Then, the update rule of the gradient descent algorithm is
$$
    \mathbf{p} \leftarrow \mathbf{p} - \eta \frac{dJ}{d\mathbf{p}}.         \tag{11}
$$

In the subsequent sections, we attempt to solve the problem by comparing the performances of different tools.

In [3]:
# Common gradient descent settings:
num_epochs = 2000
eta = 2     # Learning rate of the gradient descent.
g0 = -9.81  # Initial guess for the gravity: assume Earth.
v0 = 0      # Initial guess for the velocity: assume zero.

## Analytical Differentiation of the Terms

The procedure described in previous section requires calculation of several partial derivatives.

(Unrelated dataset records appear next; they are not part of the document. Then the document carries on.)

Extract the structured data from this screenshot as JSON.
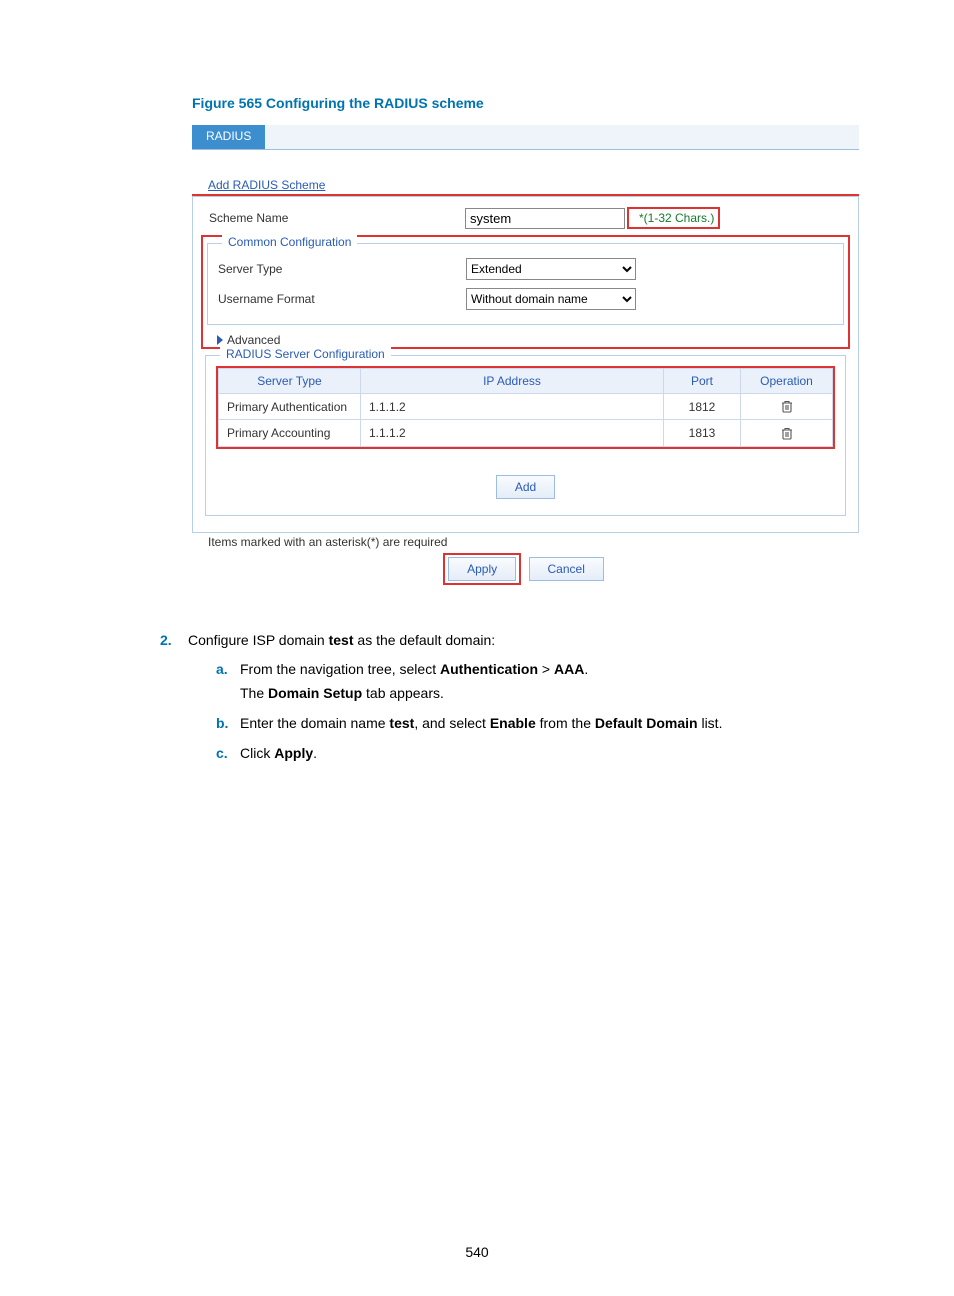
{
  "figure": {
    "label": "Figure 565 Configuring the RADIUS scheme"
  },
  "tab": {
    "label": "RADIUS"
  },
  "link": {
    "add_scheme": "Add RADIUS Scheme"
  },
  "scheme": {
    "name_label": "Scheme Name",
    "name_value": "system",
    "name_hint": "*(1-32 Chars.)"
  },
  "common": {
    "legend": "Common Configuration",
    "server_type_label": "Server Type",
    "server_type_value": "Extended",
    "username_format_label": "Username Format",
    "username_format_value": "Without domain name",
    "advanced_label": "Advanced"
  },
  "servers": {
    "legend": "RADIUS Server Configuration",
    "headers": {
      "type": "Server Type",
      "ip": "IP Address",
      "port": "Port",
      "op": "Operation"
    },
    "rows": [
      {
        "type": "Primary Authentication",
        "ip": "1.1.1.2",
        "port": "1812"
      },
      {
        "type": "Primary Accounting",
        "ip": "1.1.1.2",
        "port": "1813"
      }
    ],
    "add_label": "Add"
  },
  "footer": {
    "required_note": "Items marked with an asterisk(*) are required",
    "apply_label": "Apply",
    "cancel_label": "Cancel"
  },
  "doc": {
    "step_num": "2.",
    "step_text_pre": "Configure ISP domain ",
    "step_bold": "test",
    "step_text_post": " as the default domain:",
    "a": {
      "let": "a.",
      "line1_pre": "From the navigation tree, select ",
      "line1_b1": "Authentication",
      "line1_gt": " > ",
      "line1_b2": "AAA",
      "line1_post": ".",
      "line2_pre": "The ",
      "line2_b": "Domain Setup",
      "line2_post": " tab appears."
    },
    "b": {
      "let": "b.",
      "pre": "Enter the domain name ",
      "b1": "test",
      "mid1": ", and select ",
      "b2": "Enable",
      "mid2": " from the ",
      "b3": "Default Domain",
      "post": " list."
    },
    "c": {
      "let": "c.",
      "pre": "Click ",
      "b": "Apply",
      "post": "."
    }
  },
  "page_number": "540"
}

In this section, we use the analytical differentiation.
$$
    \frac{\delta \mathbf{f}}{\delta \mathbf{u}} =
        \begin{bmatrix} 0 & 1 \\ 0 & 0 \end{bmatrix}, \;\;\;\;\;
    \frac{\delta h}{\delta \mathbf{u}} =
        \begin{bmatrix} u_1(t) - u_1^*(t) & 0 \end{bmatrix}                         \tag{12}
$$$$
    \frac{\delta \mathbf{f}}{\delta \mathbf{p}} =
        \begin{bmatrix} 0 & 0 \\ 1 & 0 \end{bmatrix}, \;\;\;\;\;
    \frac{\delta h}{\delta \mathbf{p}} =
        \begin{bmatrix} 0 & 0 \end{bmatrix}, \;\;\;\;\;
    \frac{\delta \mathbf{u}}{\delta \mathbf{p}}(t_0) =
        \begin{bmatrix} 0 & 0 \\ 0 & 1 \end{bmatrix}                                \tag{13}
$$
Plugging Eq. (12) into (9) and Eq. (13) into (10), we can follow the procedure to find the parameters as follows.

In [4]:
from odes import falling_ball_adjoint

pred_gv, u_sols, costs = falling_ball_adjoint.optimize(
    v0, g0, ut, t_eval, eta, num_epochs
)
print(f"Grav. acc.: Predicted ({pred_gv[-1, 0]:.5f})"
      f" ~= ({g_best:.5f}) LS estimation")
print(f"Init. vel.: Predicted ( {pred_gv[-1, 1]:.5f})"
      f" ~= ( {v0_best:.5f}) LS estimation")

Grav. acc.: Predicted (-3.70011) ~= (-3.70002) LS estimation
Init. vel.: Predicted ( 0.10189) ~= ( 0.10185) LS estimation